Critics of psychical research are often charged with sitting in armchairs and failing to examine the evidence thoroughly. That charge cannot be levelled at Sue Blackmore. She has crammed more experiments into her career so far than many in the field. Her conclusions about psi phenomena, although not welcome to her critics, are based on rigorous research into just about every area of the subject.
That is what makes it unfair when her name is used as shorthand, often linked to James Randi’s, for a type of narrow-minded bigot who automatically declares the paranormal to be impossible (see a typical issue of Psychic News’s letters page, for example). They do exist, but she is not one of them, having put in more effort to research the issues than the vast majority of her critics. And as this book shows, the conclusion that there is nothing in it was reached only after much pain and (pun intended) soul-searching.
This type of scientific autobiography is especially interesting because the layperson does not normally see what lies behind the ordinary journal article, the effort, thought and sometimes misery which lie behind the dry prose.

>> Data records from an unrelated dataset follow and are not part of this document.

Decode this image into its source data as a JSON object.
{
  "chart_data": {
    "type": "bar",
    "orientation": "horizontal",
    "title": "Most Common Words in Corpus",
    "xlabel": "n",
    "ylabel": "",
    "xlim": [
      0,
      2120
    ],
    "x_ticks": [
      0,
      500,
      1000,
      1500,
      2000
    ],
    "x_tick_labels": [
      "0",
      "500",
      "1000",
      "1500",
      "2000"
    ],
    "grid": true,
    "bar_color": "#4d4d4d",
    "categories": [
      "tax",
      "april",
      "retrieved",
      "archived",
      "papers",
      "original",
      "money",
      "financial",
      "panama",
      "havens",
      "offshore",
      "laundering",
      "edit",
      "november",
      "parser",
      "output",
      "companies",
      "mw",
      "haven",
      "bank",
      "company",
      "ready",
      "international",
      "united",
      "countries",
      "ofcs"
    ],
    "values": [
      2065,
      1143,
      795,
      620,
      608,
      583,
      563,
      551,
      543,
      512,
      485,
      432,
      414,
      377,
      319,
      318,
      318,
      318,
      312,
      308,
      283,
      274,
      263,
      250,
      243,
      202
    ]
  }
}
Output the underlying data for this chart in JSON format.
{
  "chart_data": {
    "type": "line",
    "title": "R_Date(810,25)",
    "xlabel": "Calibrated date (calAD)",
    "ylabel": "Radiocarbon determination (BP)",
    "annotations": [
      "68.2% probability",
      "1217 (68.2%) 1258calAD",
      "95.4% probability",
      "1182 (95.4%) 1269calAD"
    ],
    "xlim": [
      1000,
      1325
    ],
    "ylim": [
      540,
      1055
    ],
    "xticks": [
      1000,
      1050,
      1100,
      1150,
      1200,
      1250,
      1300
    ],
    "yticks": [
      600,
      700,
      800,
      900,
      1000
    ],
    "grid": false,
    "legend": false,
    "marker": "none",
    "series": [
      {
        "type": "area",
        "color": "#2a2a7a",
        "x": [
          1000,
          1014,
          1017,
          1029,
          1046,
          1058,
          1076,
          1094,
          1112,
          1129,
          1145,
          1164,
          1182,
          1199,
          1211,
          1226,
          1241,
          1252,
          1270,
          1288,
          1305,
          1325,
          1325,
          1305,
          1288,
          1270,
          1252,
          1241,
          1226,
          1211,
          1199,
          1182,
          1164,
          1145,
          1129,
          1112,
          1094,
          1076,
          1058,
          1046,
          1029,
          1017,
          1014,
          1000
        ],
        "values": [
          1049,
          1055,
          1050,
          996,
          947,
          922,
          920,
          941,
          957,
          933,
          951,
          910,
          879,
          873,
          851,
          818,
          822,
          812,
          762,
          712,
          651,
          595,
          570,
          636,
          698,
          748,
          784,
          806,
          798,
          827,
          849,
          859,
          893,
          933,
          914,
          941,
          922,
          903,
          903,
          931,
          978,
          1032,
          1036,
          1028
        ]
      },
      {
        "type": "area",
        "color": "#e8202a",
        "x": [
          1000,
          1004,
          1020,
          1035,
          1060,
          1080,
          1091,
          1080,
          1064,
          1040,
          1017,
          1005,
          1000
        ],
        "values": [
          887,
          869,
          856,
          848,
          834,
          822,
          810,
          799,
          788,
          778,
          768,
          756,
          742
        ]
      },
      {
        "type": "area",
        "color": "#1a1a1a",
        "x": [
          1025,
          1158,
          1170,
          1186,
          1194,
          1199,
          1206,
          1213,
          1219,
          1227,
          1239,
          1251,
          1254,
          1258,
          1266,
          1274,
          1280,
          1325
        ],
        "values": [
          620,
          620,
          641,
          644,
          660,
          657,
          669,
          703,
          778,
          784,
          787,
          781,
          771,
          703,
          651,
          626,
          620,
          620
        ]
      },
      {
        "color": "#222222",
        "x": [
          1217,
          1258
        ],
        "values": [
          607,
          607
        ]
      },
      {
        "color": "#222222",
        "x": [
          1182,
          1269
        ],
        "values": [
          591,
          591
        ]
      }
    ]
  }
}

That said, some of the personal material reads rather awkwardly (the sentence describing living with Adam Hart-Davis, “with whom I write books, make television programs, and love” really ought to be dropped in the next edition). On the whole though it is very readable, with lots of invented dialogue, and has the added bonus of introducing a great deal of the parapsychological debate in a friendly and non-technical manner. As a portrait of an intellectual journey and a behind-the-scenes look at some of the personalities and the research it is extremely entertaining.
The section covering the last ten years is raced through in less than thirty pages, which is a pity, because that is the period in which she has come to national prominence. On the other hand, it only continues a trend which was clearly marked out before. In her struggle to find some paranormal component to human experience, nothing has changed to alter her attitude that it is unlikely to exist, although she hopes that she is wrong. The final section is valuable for a discussion of the famous expedition to Cambridge, the background to which she could only allude to in the first edition.
During a ‘Start the Week’ discussion on Radio 4 last year, she said that she was interested in conducting research into concepts developed by Richard Dawkins, another name to provoke frothing by Psychic News readers, but the shift clearly signals a move away from parapsychology. After so many years of obtaining results at chance levels it is understandable that she should want a change, but the field will be the poorer for her absence. It also means that we might not get a further instalment of her autobiography in 2006, as In Search of the Light gets its structure from her journey of exploration of the paranormal.
Footnote: On the coincidences front, one relating to Sue Blackmore came my way recently. On 13th January 1997, BBC2 showed a programme presented by Adam Hart-Davis (with whom Dr Blackmore writes books etc.). That was followed by University Challenge. The teams were The University of the West of England, where Sue Blackmore is a senior lecturer, and the University of Surrey, which is where she did her Ph.D. I wonder which team she rooted for.